Wer dies als Elternteil eines Klein- oder Schulkindes liest, wird vielleicht schmunzeln. Eine vielseitige und abwechslungsreiche Ernährung bei einem sechsjährigen Kind, das sich gerade in einer „Ich-will-nur-Nudeln-mit-Butter-und-Salz“-Phase befindet und höchstens noch Apfel oder Gurke auf seinem Teller akzeptiert, stellt im Alltag durchaus eine Herausforderung dar. Solche Phasen gehören jedoch zur Entwicklung dazu und sind in der Regel vorübergehend.
In bestimmten Situationen kann es dennoch sinnvoll sein, die Darmbewohner gezielt zu unterstützen – beispielsweise nach einer Antibiotikagabe oder einem überstandenen Darminfekt. Hier kommen ausgewählte Probiotika mit spezifisch definierten Bakterienstämmen ins Spiel. Einzelne Lactobacillus- und Bifidobacterium-Arten sind wissenschaftlich gut untersucht und werden unter anderem im Zusammenhang mit Antibiotika-assoziierter Diarrhö, Reisedurchfall oder einer stabilen Immunreaktion beschrieben.
Wichtig ist dabei weniger die Anzahl der enthaltenen Kulturen als deren genaue Spezifizierung, Qualität und altersgerechte Dosierung. Ebenso sinnvoll kann die Kombination mit Präbiotika sein, die den nützlichen Bakterien als Nährstoffquelle dienen. Relevante Bakteriengruppen sind:
Bifidobakterien (z. B. B. animalis, B. longum): Diese Stämme siedeln sich vor allem im Dickdarm an. Studien untersuchen ihren Einsatz insbesondere bei Verdauungsproblemen oder zur Unterstützung nach Antibiotikatherapien. (1)
Laktobazillen (z. B. L. reuteri, L. rhamnosus): Diese Milchsäurebakterien kommen natürlich im Dünndarm vor und werden unter anderem im Kontext der Immunantwort und Mundgesundheit (2) erforscht. Laktobazillus rhamnosus ist einer der am besten untersuchten Probiotika, welche die Dauer von Infekten mit Rotaviren verkürzen können. (3)
Streptococcus thermophilus: Dieser Stamm wird häufig, vor allem in Kombination mit Bifidobakterien, mit der Linderung von Symptomen nach Antibiotikagaben, wie Antibiotika-assoziierter Diarrhö in Verbindung gebracht. (4)
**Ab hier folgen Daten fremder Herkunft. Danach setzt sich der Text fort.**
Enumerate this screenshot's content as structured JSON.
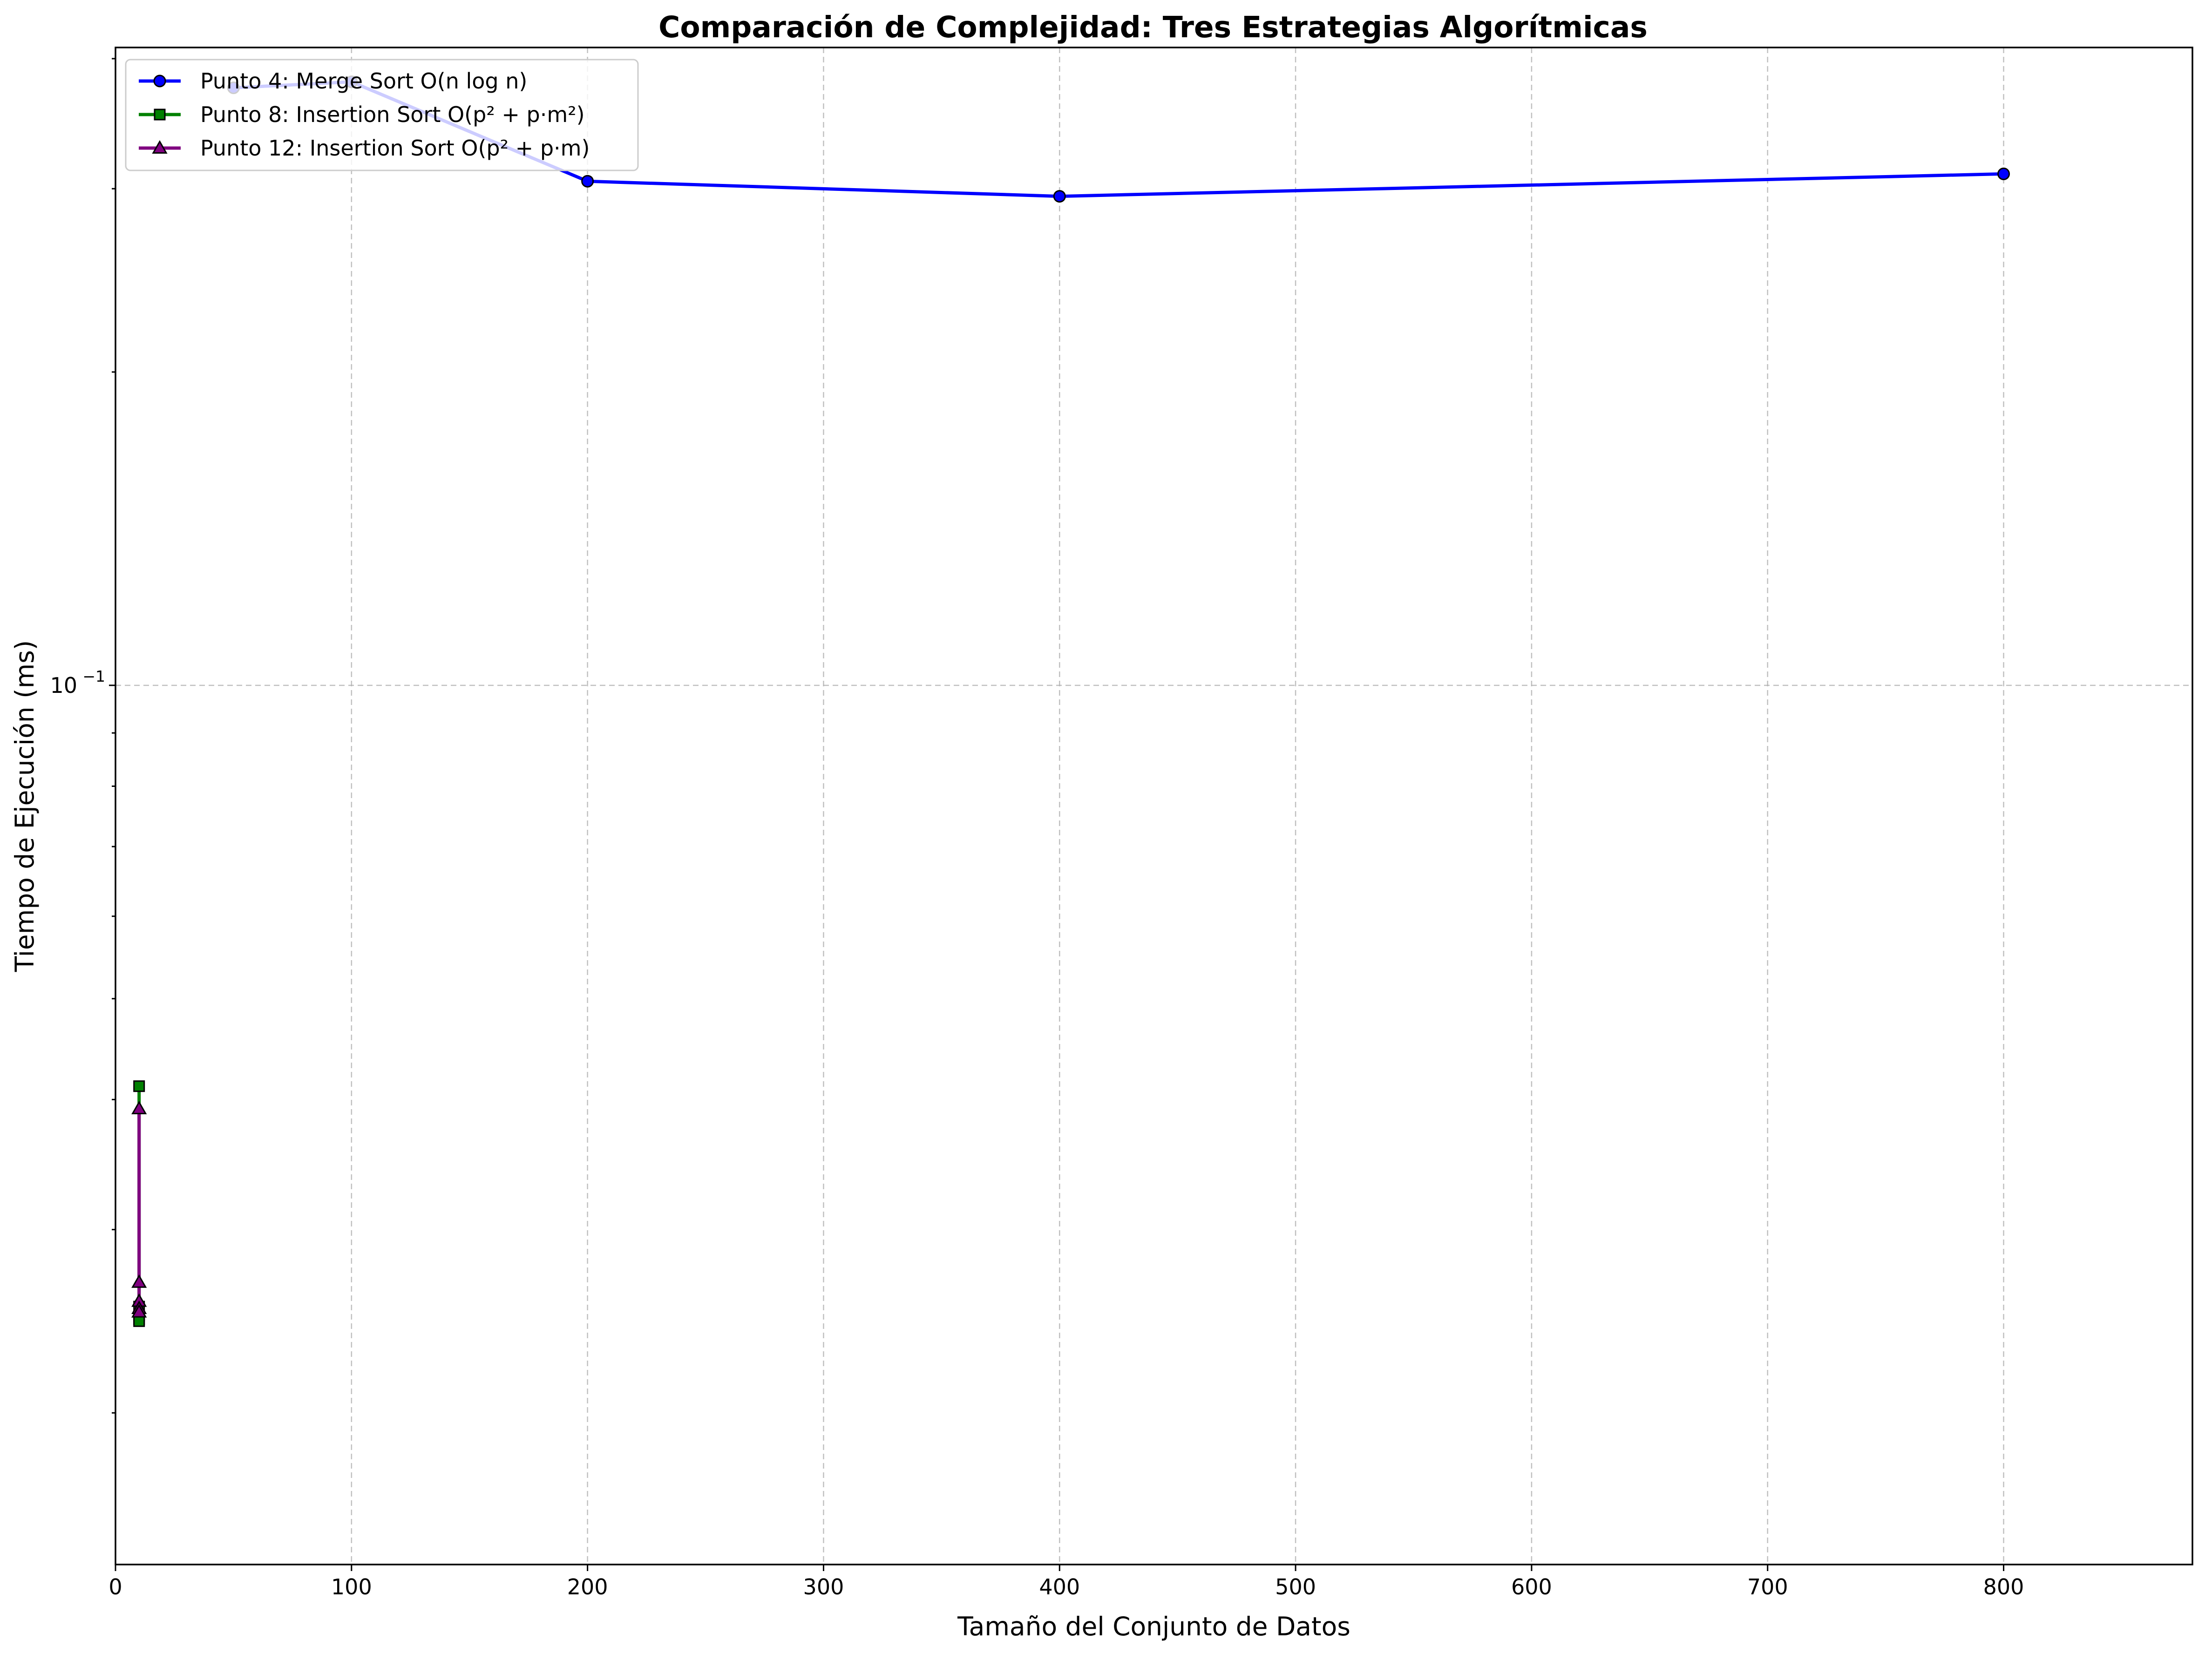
{
  "chart_data": {
    "type": "line",
    "title": "Comparación de Complejidad: Tres Estrategias Algorítmicas",
    "xlabel": "Tamaño del Conjunto de Datos",
    "ylabel": "Tiempo de Ejecución (ms)",
    "y_scale": "log",
    "xlim": [
      0,
      880
    ],
    "ylim": [
      0.0143,
      0.41
    ],
    "x_ticks": [
      {
        "value": 0,
        "label": "0"
      },
      {
        "value": 100,
        "label": "100"
      },
      {
        "value": 200,
        "label": "200"
      },
      {
        "value": 300,
        "label": "300"
      },
      {
        "value": 400,
        "label": "400"
      },
      {
        "value": 500,
        "label": "500"
      },
      {
        "value": 600,
        "label": "600"
      },
      {
        "value": 700,
        "label": "700"
      },
      {
        "value": 800,
        "label": "800"
      }
    ],
    "y_ticks": [
      {
        "value": 0.1,
        "label_base": "10",
        "label_exp": "−1"
      }
    ],
    "grid": true,
    "legend_position": "upper left",
    "series": [
      {
        "name": "Punto 4: Merge Sort O(n log n)",
        "color": "#0000ff",
        "marker": "circle",
        "x": [
          50,
          100,
          200,
          400,
          800
        ],
        "y": [
          0.375,
          0.38,
          0.305,
          0.295,
          0.31
        ]
      },
      {
        "name": "Punto 8: Insertion Sort O(p² + p·m²)",
        "color": "#008000",
        "marker": "square",
        "x": [
          10,
          10,
          10,
          10,
          10
        ],
        "y": [
          0.0412,
          0.0253,
          0.0248,
          0.0246,
          0.0245
        ]
      },
      {
        "name": "Punto 12: Insertion Sort O(p² + p·m)",
        "color": "#800080",
        "marker": "triangle",
        "x": [
          10,
          10,
          10,
          10,
          10
        ],
        "y": [
          0.0392,
          0.0267,
          0.0256,
          0.0252,
          0.025
        ]
      }
    ]
  }
}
Abschließend lässt sich sagen, dass eine ausgewogene Ernährung die Basis bleibt. Auch ein gesundes Maß zwischen Hygiene und dem Kontakt mit der Umwelt ist wichtig für die Diversität des Darmmikrobioms. In besonderen Phasen kann eine gezielte Ergänzung jedoch auch eine unterstützende Maßnahme darstellen, um das empfindliche Gleichgewicht im kindlichen Darm zu begleiten.
HINWEIS: Ob und wann eine ergänzende Gabe von Probiotika sinnvoll ist, entscheiden Eltern bewusst und eigenverantwortlich. Bei Unsicherheiten oder länger anhaltenden Beschwerden kann eine fachliche Einschätzung hilfreich sein.